Prologue

 

L’homme est en face de moi, dans sa chemise marron sale et dépouillée aux manches et son jeans déchiré. Ses chaussures en crocodile sont souillées de sang – de mon sang –, ainsi que ses bras et ses mains. Il a une cagoule sur la tête, au travers duquel je ne vois que ses yeux complètement noirs, vides d’émotions. Sa respiration se fait l’écho de la douleur latente qui le submerge, synonyme de l’estafilade que je lui ai moi-même infligée de mon couteau dans son étui en cuir accroché à ma ceinture.

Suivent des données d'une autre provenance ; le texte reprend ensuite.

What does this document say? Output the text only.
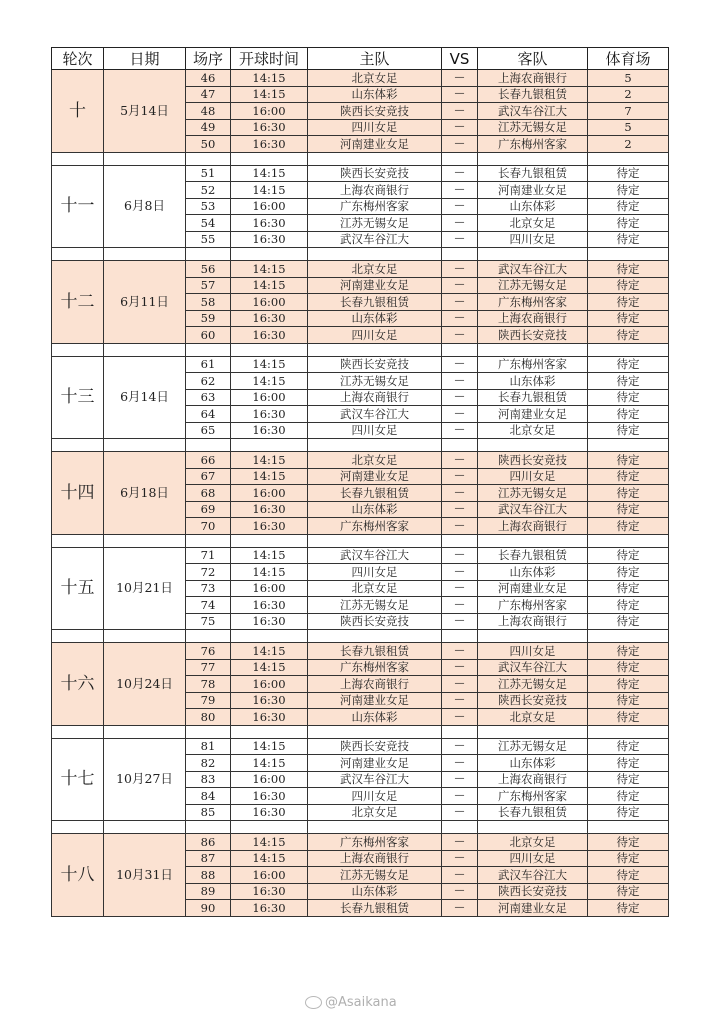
轮次	日期	场序	开球时间	主队	VS	客队	体育场
十	5月14日	46	14:15	北京女足	—	上海农商银行	5
		47	14:15	山东体彩	—	长春九银租赁	2
		48	16:00	陕西长安竞技	—	武汉车谷江大	7
		49	16:30	四川女足	—	江苏无锡女足	5
		50	16:30	河南建业女足	—	广东梅州客家	2

十一	6月8日	51	14:15	陕西长安竞技	—	长春九银租赁	待定
		52	14:15	上海农商银行	—	河南建业女足	待定
		53	16:00	广东梅州客家	—	山东体彩	待定
		54	16:30	江苏无锡女足	—	北京女足	待定
		55	16:30	武汉车谷江大	—	四川女足	待定

十二	6月11日	56	14:15	北京女足	—	武汉车谷江大	待定
		57	14:15	河南建业女足	—	江苏无锡女足	待定
		58	16:00	长春九银租赁	—	广东梅州客家	待定
		59	16:30	山东体彩	—	上海农商银行	待定
		60	16:30	四川女足	—	陕西长安竞技	待定

十三	6月14日	61	14:15	陕西长安竞技	—	广东梅州客家	待定
		62	14:15	江苏无锡女足	—	山东体彩	待定
		63	16:00	上海农商银行	—	长春九银租赁	待定
		64	16:30	武汉车谷江大	—	河南建业女足	待定
		65	16:30	四川女足	—	北京女足	待定

十四	6月18日	66	14:15	北京女足	—	陕西长安竞技	待定
		67	14:15	河南建业女足	—	四川女足	待定
		68	16:00	长春九银租赁	—	江苏无锡女足	待定
		69	16:30	山东体彩	—	武汉车谷江大	待定
		70	16:30	广东梅州客家	—	上海农商银行	待定

十五	10月21日	71	14:15	武汉车谷江大	—	长春九银租赁	待定
		72	14:15	四川女足	—	山东体彩	待定
		73	16:00	北京女足	—	河南建业女足	待定
		74	16:30	江苏无锡女足	—	广东梅州客家	待定
		75	16:30	陕西长安竞技	—	上海农商银行	待定

十六	10月24日	76	14:15	长春九银租赁	—	四川女足	待定
		77	14:15	广东梅州客家	—	武汉车谷江大	待定
		78	16:00	上海农商银行	—	江苏无锡女足	待定
		79	16:30	河南建业女足	—	陕西长安竞技	待定
		80	16:30	山东体彩	—	北京女足	待定

十七	10月27日	81	14:15	陕西长安竞技	—	江苏无锡女足	待定
		82	14:15	河南建业女足	—	山东体彩	待定
		83	16:00	武汉车谷江大	—	上海农商银行	待定
		84	16:30	四川女足	—	广东梅州客家	待定
		85	16:30	北京女足	—	长春九银租赁	待定

十八	10月31日	86	14:15	广东梅州客家	—	北京女足	待定
		87	14:15	上海农商银行	—	四川女足	待定
		88	16:00	江苏无锡女足	—	武汉车谷江大	待定
		89	16:30	山东体彩	—	陕西长安竞技	待定
		90	16:30	长春九银租赁	—	河南建业女足	待定
@Asaikana
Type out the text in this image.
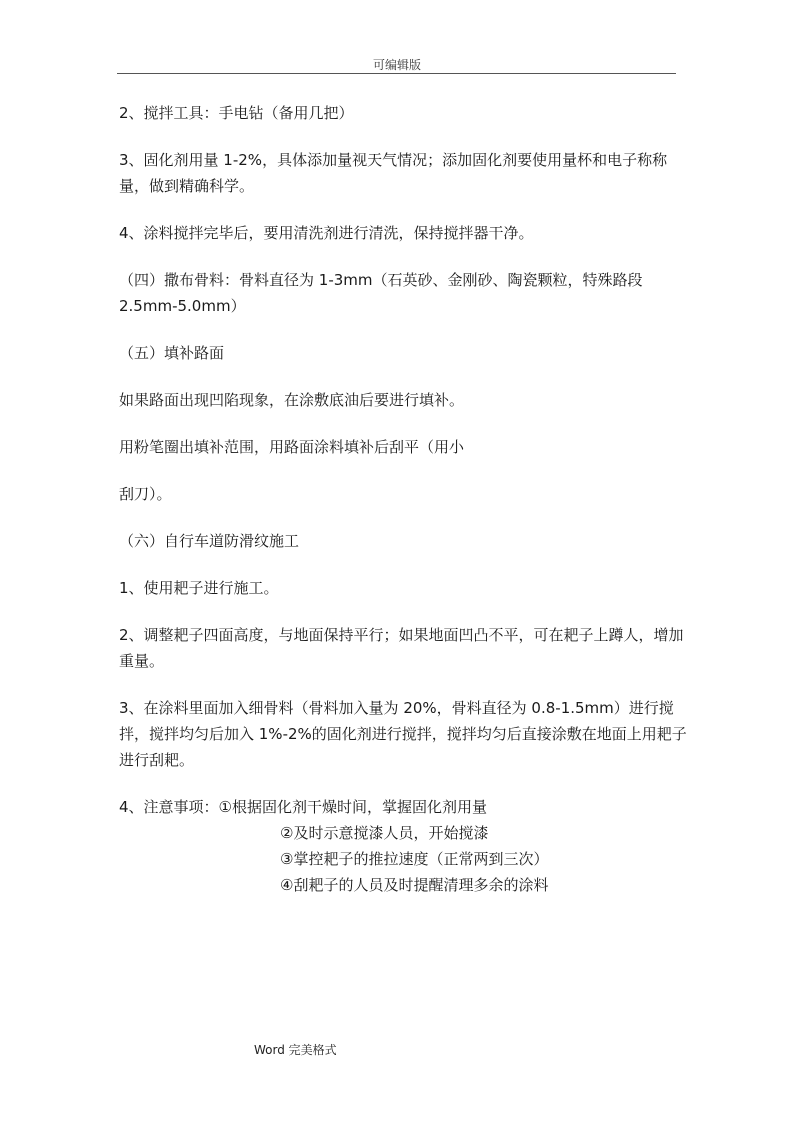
可编辑版

2、搅拌工具：手电钻（备用几把）

3、固化剂用量 1-2%，具体添加量视天气情况；添加固化剂要使用量杯和电子称称量，做到精确科学。

4、涂料搅拌完毕后，要用清洗剂进行清洗，保持搅拌器干净。

（四）撒布骨料：骨料直径为 1-3mm（石英砂、金刚砂、陶瓷颗粒，特殊路段 2.5mm-5.0mm）

（五）填补路面

如果路面出现凹陷现象，在涂敷底油后要进行填补。

用粉笔圈出填补范围，用路面涂料填补后刮平（用小

刮刀）。

（六）自行车道防滑纹施工

1、使用耙子进行施工。

2、调整耙子四面高度，与地面保持平行；如果地面凹凸不平，可在耙子上蹲人，增加重量。

3、在涂料里面加入细骨料（骨料加入量为 20%，骨料直径为 0.8-1.5mm）进行搅拌，搅拌均匀后加入 1%-2%的固化剂进行搅拌，搅拌均匀后直接涂敷在地面上用耙子进行刮耙。

4、注意事项：①根据固化剂干燥时间，掌握固化剂用量

②及时示意搅漆人员，开始搅漆

③掌控耙子的推拉速度（正常两到三次）

④刮耙子的人员及时提醒清理多余的涂料

Word 完美格式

Ma main tient le revolver, un Webley Mark 6, qui le vise à la tête. Elle tremble, mon cerveau est en ébullition. Que dois-je faire ? Tirer, pour tout le malheur qu’il m’a infligé, ou le laisser vivre, plus pour une question de moral, une lassitude de tuer ? Mais sur cette île, la morale n’a pas sa place. J’ai assassiné de sang-froid tellement d’humains – hommes et femmes – et d’êtres vivants comme des loups ou des requins que je ne les compte plus. Alors, pourquoi hésité-je ? Tout serait plus simple si une balle, une seule balle, lui traversait la tête. Adieu cette guerre, cette souffrance quotidienne, cette hostilité omniprésente. Ma vengeance serait accomplie, mon travail ici serait achevé. Alors, je pourrais rentrer chez moi, en France, pour oublier tout ce qui s’est passé. Cela fait dix mois que je suis parti, dix mois où chaque jour fut une épreuve, où la mort me frôla de très près, au point que je manquai de mourir chaque seconde de chaque heure. Et tout ça, à cause de lui.

Ma main tient le revolver, qui le vise à la tête. Elle tremble, mon cerveau est en ébullition. Que dois-je faire ? Mon doigt est sur la détente, prête à faire feu.

 

Et j’hésite encore, repensant à ce fameux jour, le 12 juillet, où tout a commencé.